My response to his solicitation was twofold.
Firstly, good for him for being creative, proactive, memorable and value forward in his sales approach. I hope this outreach tactic helps the vendor acquire lots of new customers in the future.
Secondly, thanks but no thanks. I didn’t even entertain the possibility of spending four minutes of my life watching a video from a stranger on the internet who pointed out all the shortcomings of a project that we worked so hard on, are proud of, and is working well.
My job is to focus on our company’s success and value, not give in to vague and unsolicited negative feedback.
Truth is, most feedback benefits the sender, not the recipient. Critics will state their opinions as if they are facts, but they’re really just distractions from what matters most, which is our team’s belief, energy, momentum, focus and optimism.
Those things are the force multipliers of our work. Criticism is a force divider. It’s not life giving for the company.
What resistance threatens to slow down your progress? What process does your team have to minimize barriers to completing your work?
The four word mantra that helps me in this moment is, keep your head down.

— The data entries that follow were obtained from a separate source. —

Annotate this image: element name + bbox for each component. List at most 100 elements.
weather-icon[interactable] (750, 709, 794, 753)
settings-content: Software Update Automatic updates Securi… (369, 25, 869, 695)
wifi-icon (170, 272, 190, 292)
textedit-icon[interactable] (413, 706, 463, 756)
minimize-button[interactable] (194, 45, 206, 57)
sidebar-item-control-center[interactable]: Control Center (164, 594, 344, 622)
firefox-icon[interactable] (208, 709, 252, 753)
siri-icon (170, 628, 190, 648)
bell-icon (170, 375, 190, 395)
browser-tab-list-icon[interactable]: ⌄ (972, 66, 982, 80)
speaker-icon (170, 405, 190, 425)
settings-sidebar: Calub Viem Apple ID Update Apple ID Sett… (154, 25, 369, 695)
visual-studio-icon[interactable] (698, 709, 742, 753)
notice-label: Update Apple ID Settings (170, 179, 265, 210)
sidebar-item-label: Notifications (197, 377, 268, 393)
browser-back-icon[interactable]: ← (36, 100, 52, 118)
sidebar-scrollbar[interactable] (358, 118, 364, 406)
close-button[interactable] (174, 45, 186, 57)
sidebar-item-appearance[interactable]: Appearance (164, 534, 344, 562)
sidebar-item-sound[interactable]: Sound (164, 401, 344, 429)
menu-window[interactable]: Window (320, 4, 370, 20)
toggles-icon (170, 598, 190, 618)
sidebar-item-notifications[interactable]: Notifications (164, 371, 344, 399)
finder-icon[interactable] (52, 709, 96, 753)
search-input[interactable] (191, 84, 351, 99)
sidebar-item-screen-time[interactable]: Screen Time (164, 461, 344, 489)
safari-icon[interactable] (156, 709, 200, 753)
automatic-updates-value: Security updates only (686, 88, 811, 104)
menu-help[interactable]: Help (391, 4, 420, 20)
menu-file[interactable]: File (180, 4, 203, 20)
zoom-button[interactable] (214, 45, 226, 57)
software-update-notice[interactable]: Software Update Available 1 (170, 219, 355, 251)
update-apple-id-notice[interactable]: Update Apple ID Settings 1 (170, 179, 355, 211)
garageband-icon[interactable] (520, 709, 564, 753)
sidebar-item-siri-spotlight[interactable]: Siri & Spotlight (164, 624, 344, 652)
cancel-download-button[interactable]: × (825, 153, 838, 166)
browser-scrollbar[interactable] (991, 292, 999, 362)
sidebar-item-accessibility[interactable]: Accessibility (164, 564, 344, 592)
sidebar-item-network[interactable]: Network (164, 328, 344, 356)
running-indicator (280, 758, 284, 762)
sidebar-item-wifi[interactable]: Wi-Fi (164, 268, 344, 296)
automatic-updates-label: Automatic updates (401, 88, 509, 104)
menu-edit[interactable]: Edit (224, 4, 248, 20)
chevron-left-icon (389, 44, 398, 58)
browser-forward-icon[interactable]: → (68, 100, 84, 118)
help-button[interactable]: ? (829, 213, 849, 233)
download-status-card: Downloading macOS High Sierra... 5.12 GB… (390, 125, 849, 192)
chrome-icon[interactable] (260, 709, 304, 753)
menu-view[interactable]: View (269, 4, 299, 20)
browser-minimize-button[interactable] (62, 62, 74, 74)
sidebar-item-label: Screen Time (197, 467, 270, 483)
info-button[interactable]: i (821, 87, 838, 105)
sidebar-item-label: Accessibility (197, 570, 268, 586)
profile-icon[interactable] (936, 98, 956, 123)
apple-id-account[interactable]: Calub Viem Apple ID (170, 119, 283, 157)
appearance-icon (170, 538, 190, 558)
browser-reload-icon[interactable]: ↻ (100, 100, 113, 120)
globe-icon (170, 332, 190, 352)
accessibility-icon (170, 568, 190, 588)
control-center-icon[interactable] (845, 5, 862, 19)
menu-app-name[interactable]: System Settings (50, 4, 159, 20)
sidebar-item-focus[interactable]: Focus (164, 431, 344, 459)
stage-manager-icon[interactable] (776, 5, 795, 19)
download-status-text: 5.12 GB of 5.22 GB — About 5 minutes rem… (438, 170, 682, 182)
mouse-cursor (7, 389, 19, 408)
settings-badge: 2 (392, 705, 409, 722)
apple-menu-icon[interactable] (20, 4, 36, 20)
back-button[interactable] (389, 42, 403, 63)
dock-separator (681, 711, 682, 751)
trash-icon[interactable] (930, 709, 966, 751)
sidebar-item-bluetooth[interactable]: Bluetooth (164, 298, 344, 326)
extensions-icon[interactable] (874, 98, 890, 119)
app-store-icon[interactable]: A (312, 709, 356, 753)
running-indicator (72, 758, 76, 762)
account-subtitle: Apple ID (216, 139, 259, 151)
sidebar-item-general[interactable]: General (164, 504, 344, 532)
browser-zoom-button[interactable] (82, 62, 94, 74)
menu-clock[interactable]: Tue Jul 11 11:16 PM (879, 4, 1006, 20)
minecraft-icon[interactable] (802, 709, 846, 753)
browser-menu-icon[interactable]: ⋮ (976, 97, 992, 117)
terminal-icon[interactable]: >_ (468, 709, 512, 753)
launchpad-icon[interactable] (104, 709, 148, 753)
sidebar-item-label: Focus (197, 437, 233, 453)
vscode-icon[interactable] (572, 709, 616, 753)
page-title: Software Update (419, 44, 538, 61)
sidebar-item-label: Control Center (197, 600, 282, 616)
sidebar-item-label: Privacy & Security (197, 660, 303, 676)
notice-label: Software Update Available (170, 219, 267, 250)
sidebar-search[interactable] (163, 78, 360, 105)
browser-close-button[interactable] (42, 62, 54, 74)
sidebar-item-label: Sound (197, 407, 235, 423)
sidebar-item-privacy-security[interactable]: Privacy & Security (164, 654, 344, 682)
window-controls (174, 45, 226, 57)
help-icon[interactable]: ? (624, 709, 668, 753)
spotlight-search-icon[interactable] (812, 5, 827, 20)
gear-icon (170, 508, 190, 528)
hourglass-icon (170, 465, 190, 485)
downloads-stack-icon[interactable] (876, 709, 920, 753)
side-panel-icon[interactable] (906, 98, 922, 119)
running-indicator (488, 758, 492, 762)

Now, I don’t mean that in some dystopian, socialist, tacit support of the status quo kind of way. Keeping your head down isn’t about staying out of the line of fire, it’s about staying in the flow of focus. Keeping your foot on the gas and moving the story forward, even if unhelpful voices of dissent aim to thwart your momentum.
Keeping your head down is a reminder to be vigilant about not letting the abundance of opinions chew up valuable time and disrupt your plans.
Otherwise you end up drifting into the light like a moth getting zapped by a pheromone laced insect traps.
Look, virtually everything out there is noise. Instead of waste time arguing with the voices, simply train yourself not to hear them.
Focus on your success and value, rather than giving in to vague and unsolicited negative feedback.
How many force dividers are you allowing to degrade your work?